Sen. Ted Cruz, R-Texas, speaks during a Senate Foreign Relations Committee hearing on the nomination of Samantha Power to be the next Administrator of the United States Agency for International Development (USAID), Tuesday, March 23, 2021 on Capitol Hill in Washington. (Greg Nash/Pool via AP)

Sen. Ted Cruz spoke during a Senate Foreign Relations Committee hearing on Tuesday, March 23, 2021 on Capitol Hill in Washington. (Greg Nash/Pool via AP)

 

“It targeted violent criminals, it targeted felons and targeted fugitives. It targeted those with serious mental illness and prevented them from illegally buying guns. Beyond that, it directed the Department of Justice to prosecute felons and fugitives who try to illegally buy guns every year,” Cruz stated. “Tens of thousands of felons and fugitives tried to illegally buy guns, and right now the Department of Justice doesn’t prosecute.”

Cruz noted the legislation came to the floor and got a majority vote, yet didn’t pass because Democrats like Harry Reid and Schumer filibustered it.

Sen. Lindsey Graham (R-S.C.) also commented on the gun control debate when asked about it on Wednesday.

“Well number one, the idea of banning assault weapons, I don’t think it has any chance of passing in the Senate, and I would encourage Senator Schumer to bring up the assault weapons ban being proposed by President Biden and let us vote on it,” Graham said. “I think you’d get a majority of senators saying that banning the weapon is not going to solve the problem. I own an AR-15. I own it responsibly.”

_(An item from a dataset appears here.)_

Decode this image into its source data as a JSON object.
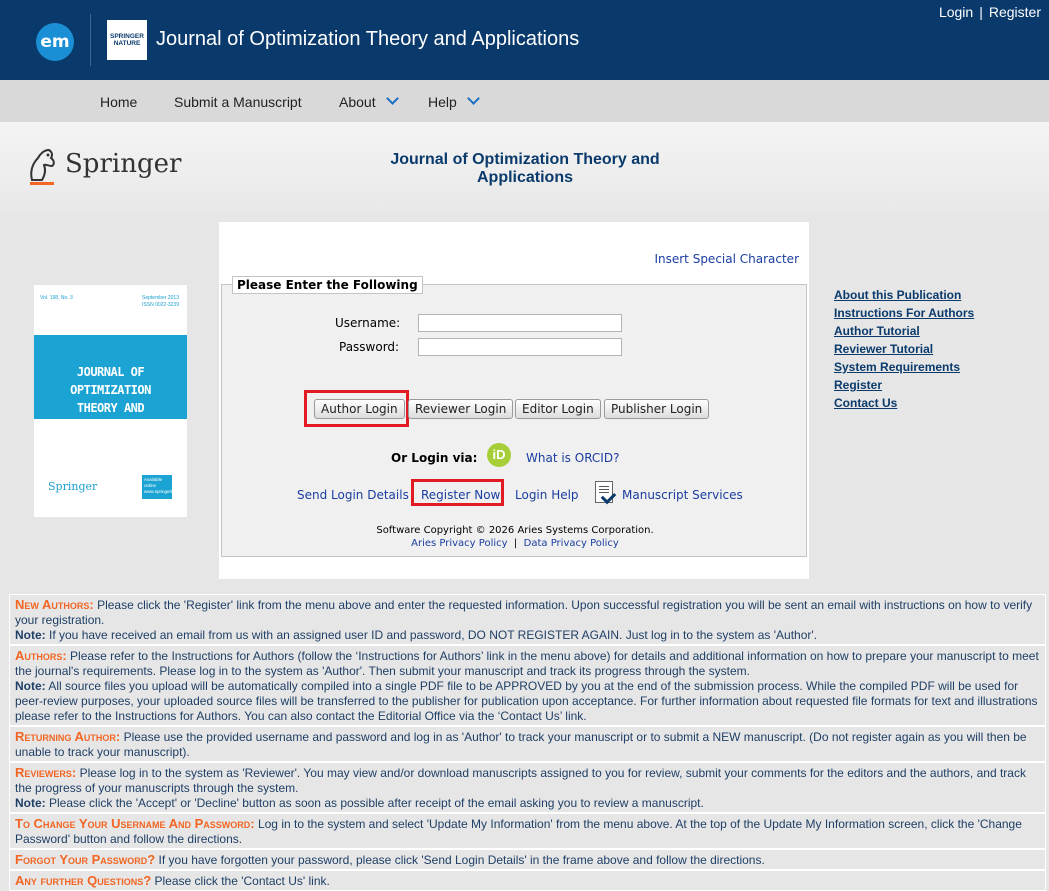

Graham went on to reference a bipartisan bill pushed by Sen. Pat Toomey (R-Pa.) and Sen. Chris Coons (D-Del.), which would require federal authorities to alert state and local law enforcement within 24 hours if an ineligible person tried to purchase a firearm and failed a background check.

In the meantime, Democrats have further pushed their calls to end the filibuster in order to pass new gun control legislation. Reports said bills like the ones already passed in the House are not likely to receive enough support to pass the 60 vote threshold.

At least one Democrat has already said he wouldn’t support the move. On Tuesday, Sen. Joe Manchin (D-W.Va.) said he wouldn’t support breaking the filibuster, even for gun control efforts.